Module kernel_profile

Expand description

Per-command-buffer + per-dispatch GPU timing accumulator for kernel-level profiling.

Hf2q’s HF2Q_DECODE_PROFILE=1 instrumentation tracks CPU-side wall clock per layer phase, but does not attribute time to specific GPU kernel dispatches. The MoE dwq46 0.93× decode parity gap residual (per ADR-012 §Optimize / Task #15) cannot be localized further without per-cb (or per-dispatch) GPU timing.

This module exposes two thread-safe accumulators:

Per-CB (MLX_PROFILE_CB=1) — a HashMap keyed by string label. Each labeled commit_and_wait records the cb’s GPU wall-clock (MTLCommandBuffer.GPUEndTime - GPUStartTime).
Per-dispatch (MLX_PROFILE_DISPATCH=1, ADR-015 iter63) — a flat Vec<DispatchEntry> populated from MTLCounterSampleBuffer.sampleCounters between set_compute_pipeline_state and dispatch_threads at every encode* site. Dump groups entries by their owning cb_label, preserving insertion order within each group.

At decode end, dump / dump_dispatches produce sorted breakdowns showing which labeled cb (and which kernel within each cb) contributed the most GPU time per token.

§Cross-validation (ADR-015 iter63 Risk R3)

Per-dispatch numbers are upper-bound serialized cost — the withBarrier:YES requirement on sampleCountersInBuffer serializes the encoder under MTLDispatchTypeConcurrent. The per-CB sum will therefore be ≥ the matching MLX_PROFILE_CB total. Acceptable drift: ≤ 5%; > 10% indicates a clock-domain or sampling bug.

§Apple Silicon caveat (NEW Risk discovered iter63 impl)

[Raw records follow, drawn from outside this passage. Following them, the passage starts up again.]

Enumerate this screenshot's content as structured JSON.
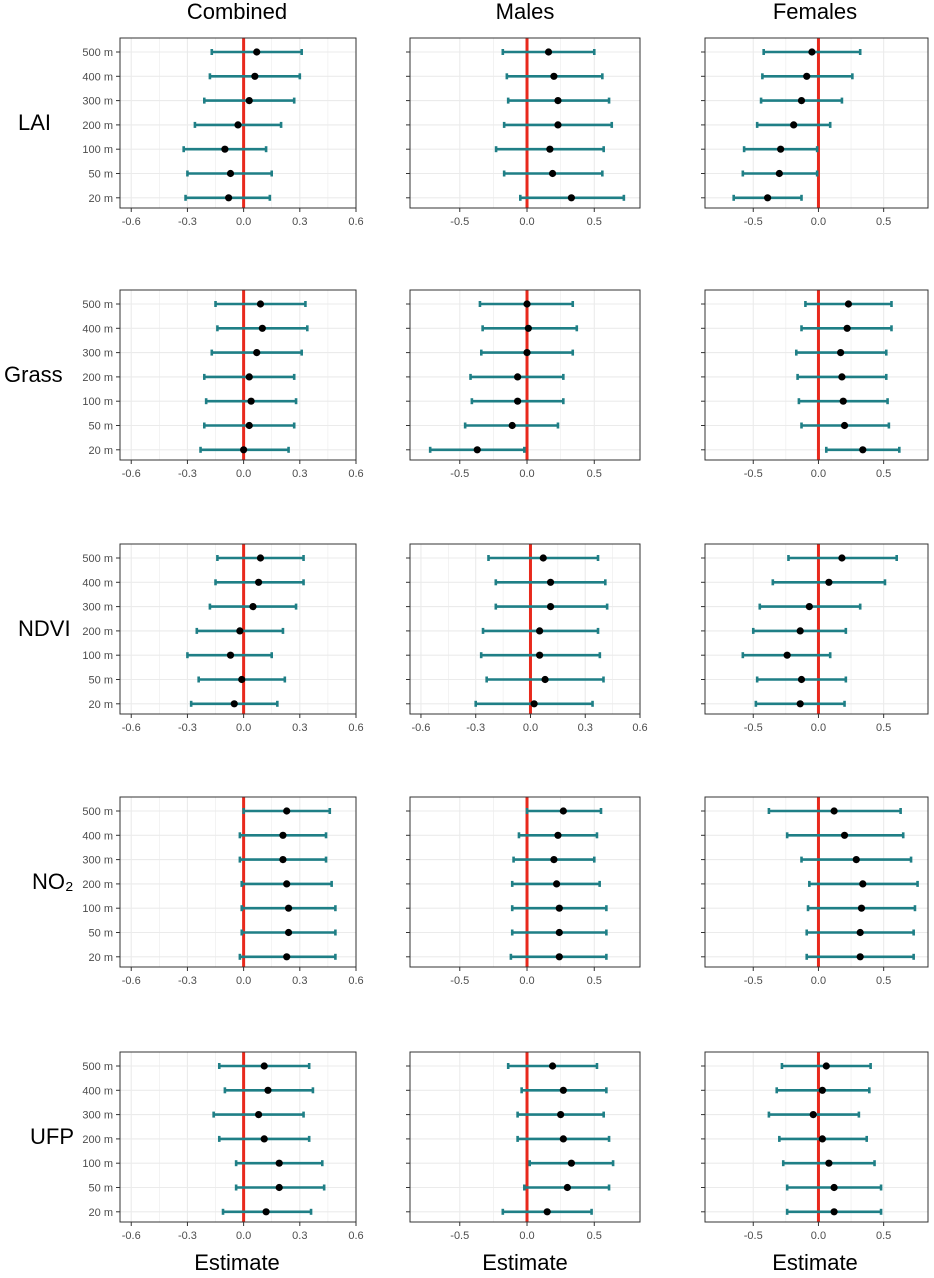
{
  "columns": [
    "Combined",
    "Males",
    "Females"
  ],
  "rows": [
    "LAI",
    "Grass",
    "NDVI",
    "NO₂",
    "UFP"
  ],
  "x_axis_title": "Estimate",
  "colors": {
    "zero_line": "#e8291c",
    "ci": "#1f7f86",
    "point": "#000000",
    "panel_border": "#333333",
    "grid": "#ebebeb"
  },
  "chart_data": {
    "type": "forest",
    "y_categories": [
      "500 m",
      "400 m",
      "300 m",
      "200 m",
      "100 m",
      "50 m",
      "20 m"
    ],
    "axes": {
      "combined": {
        "xlim": [
          -0.66,
          0.6
        ],
        "ticks": [
          -0.6,
          -0.3,
          0.0,
          0.3,
          0.6
        ],
        "tick_labels": [
          "-0.6",
          "-0.3",
          "0.0",
          "0.3",
          "0.6"
        ]
      },
      "males_a": {
        "xlim": [
          -0.87,
          0.84
        ],
        "ticks": [
          -0.5,
          0.0,
          0.5
        ],
        "tick_labels": [
          "-0.5",
          "0.0",
          "0.5"
        ]
      },
      "males_b": {
        "xlim": [
          -0.66,
          0.6
        ],
        "ticks": [
          -0.6,
          -0.3,
          0.0,
          0.3,
          0.6
        ],
        "tick_labels": [
          "-0.6",
          "-0.3",
          "0.0",
          "0.3",
          "0.6"
        ]
      },
      "females": {
        "xlim": [
          -0.87,
          0.84
        ],
        "ticks": [
          -0.5,
          0.0,
          0.5
        ],
        "tick_labels": [
          "-0.5",
          "0.0",
          "0.5"
        ]
      }
    },
    "panels": [
      {
        "row": "LAI",
        "column": "Combined",
        "axis": "combined",
        "estimates": [
          0.07,
          0.06,
          0.03,
          -0.03,
          -0.1,
          -0.07,
          -0.08
        ],
        "lower": [
          -0.17,
          -0.18,
          -0.21,
          -0.26,
          -0.32,
          -0.3,
          -0.31
        ],
        "upper": [
          0.31,
          0.3,
          0.27,
          0.2,
          0.12,
          0.15,
          0.14
        ]
      },
      {
        "row": "LAI",
        "column": "Males",
        "axis": "males_a",
        "estimates": [
          0.16,
          0.2,
          0.23,
          0.23,
          0.17,
          0.19,
          0.33
        ],
        "lower": [
          -0.18,
          -0.15,
          -0.14,
          -0.17,
          -0.23,
          -0.17,
          -0.05
        ],
        "upper": [
          0.5,
          0.56,
          0.61,
          0.63,
          0.57,
          0.56,
          0.72
        ]
      },
      {
        "row": "LAI",
        "column": "Females",
        "axis": "females",
        "estimates": [
          -0.05,
          -0.09,
          -0.13,
          -0.19,
          -0.29,
          -0.3,
          -0.39
        ],
        "lower": [
          -0.42,
          -0.43,
          -0.44,
          -0.47,
          -0.57,
          -0.58,
          -0.65
        ],
        "upper": [
          0.32,
          0.26,
          0.18,
          0.09,
          -0.01,
          -0.01,
          -0.13
        ]
      },
      {
        "row": "Grass",
        "column": "Combined",
        "axis": "combined",
        "estimates": [
          0.09,
          0.1,
          0.07,
          0.03,
          0.04,
          0.03,
          0.0
        ],
        "lower": [
          -0.15,
          -0.14,
          -0.17,
          -0.21,
          -0.2,
          -0.21,
          -0.23
        ],
        "upper": [
          0.33,
          0.34,
          0.31,
          0.27,
          0.28,
          0.27,
          0.24
        ]
      },
      {
        "row": "Grass",
        "column": "Males",
        "axis": "males_a",
        "estimates": [
          0.0,
          0.01,
          0.0,
          -0.07,
          -0.07,
          -0.11,
          -0.37
        ],
        "lower": [
          -0.35,
          -0.33,
          -0.34,
          -0.42,
          -0.41,
          -0.46,
          -0.72
        ],
        "upper": [
          0.34,
          0.37,
          0.34,
          0.27,
          0.27,
          0.23,
          -0.02
        ]
      },
      {
        "row": "Grass",
        "column": "Females",
        "axis": "females",
        "estimates": [
          0.23,
          0.22,
          0.17,
          0.18,
          0.19,
          0.2,
          0.34
        ],
        "lower": [
          -0.1,
          -0.13,
          -0.17,
          -0.16,
          -0.15,
          -0.13,
          0.06
        ],
        "upper": [
          0.56,
          0.56,
          0.52,
          0.52,
          0.53,
          0.54,
          0.62
        ]
      },
      {
        "row": "NDVI",
        "column": "Combined",
        "axis": "combined",
        "estimates": [
          0.09,
          0.08,
          0.05,
          -0.02,
          -0.07,
          -0.01,
          -0.05
        ],
        "lower": [
          -0.14,
          -0.15,
          -0.18,
          -0.25,
          -0.3,
          -0.24,
          -0.28
        ],
        "upper": [
          0.32,
          0.32,
          0.28,
          0.21,
          0.15,
          0.22,
          0.18
        ]
      },
      {
        "row": "NDVI",
        "column": "Males",
        "axis": "males_b",
        "estimates": [
          0.07,
          0.11,
          0.11,
          0.05,
          0.05,
          0.08,
          0.02
        ],
        "lower": [
          -0.23,
          -0.19,
          -0.19,
          -0.26,
          -0.27,
          -0.24,
          -0.3
        ],
        "upper": [
          0.37,
          0.41,
          0.42,
          0.37,
          0.38,
          0.4,
          0.34
        ]
      },
      {
        "row": "NDVI",
        "column": "Females",
        "axis": "females",
        "estimates": [
          0.18,
          0.08,
          -0.07,
          -0.14,
          -0.24,
          -0.13,
          -0.14
        ],
        "lower": [
          -0.23,
          -0.35,
          -0.45,
          -0.5,
          -0.58,
          -0.47,
          -0.48
        ],
        "upper": [
          0.6,
          0.51,
          0.32,
          0.21,
          0.09,
          0.21,
          0.2
        ]
      },
      {
        "row": "NO₂",
        "column": "Combined",
        "axis": "combined",
        "estimates": [
          0.23,
          0.21,
          0.21,
          0.23,
          0.24,
          0.24,
          0.23
        ],
        "lower": [
          0.0,
          -0.02,
          -0.02,
          -0.01,
          -0.01,
          -0.01,
          -0.02
        ],
        "upper": [
          0.46,
          0.44,
          0.44,
          0.47,
          0.49,
          0.49,
          0.49
        ]
      },
      {
        "row": "NO₂",
        "column": "Males",
        "axis": "males_a",
        "estimates": [
          0.27,
          0.23,
          0.2,
          0.22,
          0.24,
          0.24,
          0.24
        ],
        "lower": [
          0.0,
          -0.06,
          -0.1,
          -0.11,
          -0.11,
          -0.11,
          -0.12
        ],
        "upper": [
          0.55,
          0.52,
          0.5,
          0.54,
          0.59,
          0.59,
          0.59
        ]
      },
      {
        "row": "NO₂",
        "column": "Females",
        "axis": "females",
        "estimates": [
          0.12,
          0.2,
          0.29,
          0.34,
          0.33,
          0.32,
          0.32
        ],
        "lower": [
          -0.38,
          -0.24,
          -0.13,
          -0.07,
          -0.08,
          -0.09,
          -0.09
        ],
        "upper": [
          0.63,
          0.65,
          0.71,
          0.76,
          0.74,
          0.73,
          0.73
        ]
      },
      {
        "row": "UFP",
        "column": "Combined",
        "axis": "combined",
        "estimates": [
          0.11,
          0.13,
          0.08,
          0.11,
          0.19,
          0.19,
          0.12
        ],
        "lower": [
          -0.13,
          -0.1,
          -0.16,
          -0.13,
          -0.04,
          -0.04,
          -0.11
        ],
        "upper": [
          0.35,
          0.37,
          0.32,
          0.35,
          0.42,
          0.43,
          0.36
        ]
      },
      {
        "row": "UFP",
        "column": "Males",
        "axis": "males_a",
        "estimates": [
          0.19,
          0.27,
          0.25,
          0.27,
          0.33,
          0.3,
          0.15
        ],
        "lower": [
          -0.14,
          -0.04,
          -0.07,
          -0.07,
          0.02,
          -0.02,
          -0.18
        ],
        "upper": [
          0.52,
          0.59,
          0.57,
          0.61,
          0.64,
          0.61,
          0.48
        ]
      },
      {
        "row": "UFP",
        "column": "Females",
        "axis": "females",
        "estimates": [
          0.06,
          0.03,
          -0.04,
          0.03,
          0.08,
          0.12,
          0.12
        ],
        "lower": [
          -0.28,
          -0.32,
          -0.38,
          -0.3,
          -0.27,
          -0.24,
          -0.24
        ],
        "upper": [
          0.4,
          0.39,
          0.31,
          0.37,
          0.43,
          0.48,
          0.48
        ]
      }
    ]
  }
}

Verified runtime: AGXG17XFamilyComputeContext (M-series, macOS 26) supports counter sampling only at MTLCounterSamplingPoint::AtStageBoundary, never AtDispatchBoundary. The latter is required for sampling between dispatches inside a persistent compute encoder (which mlx-native uses to amortize ~800 encoder create/end cycles per forward pass). On such hardware, MLX_PROFILE_DISPATCH=1 gracefully degrades to a no-op + one-shot stderr warning; only the per-CB path (MLX_PROFILE_CB=1) populates. The kit is forward-compatible for AMD/Intel discrete and any future Apple silicon that reports AtDispatchBoundary support.

Structs§

DispatchEntry: One per-dispatch timing entry within a CB (ADR-015 iter63 Phase A).
ProfileEntry: Per-label accumulator entry.

Functions§

convert_gpu_ticks_to_ns: Convert a raw GPU tick value to ns using the most recent (cpu_ns, gpu_ticks) pair, falling back to a 1:1 ratio when no pair has been recorded yet.
dump: Dump the per-CB profile table sorted by descending total_ns.
dump_dispatches: Dump per-dispatch entries grouped by cb_label, preserving CB-arrival order within each group.
is_dispatch_enabled: Whether per-DISPATCH profiling is enabled via MLX_PROFILE_DISPATCH=1.
is_enabled: Whether per-CB profiling is enabled via MLX_PROFILE_CB=1.
record: Record a labeled GPU duration.
record_clock_pair: Record a (cpu_ns, gpu_ticks) snapshot from MTLDevice.sampleTimestamps. Most recent snapshot wins.
record_dispatch: Append a per-dispatch entry to the global dispatch table.
reset: Reset the profile tables. Typically called at start of decode.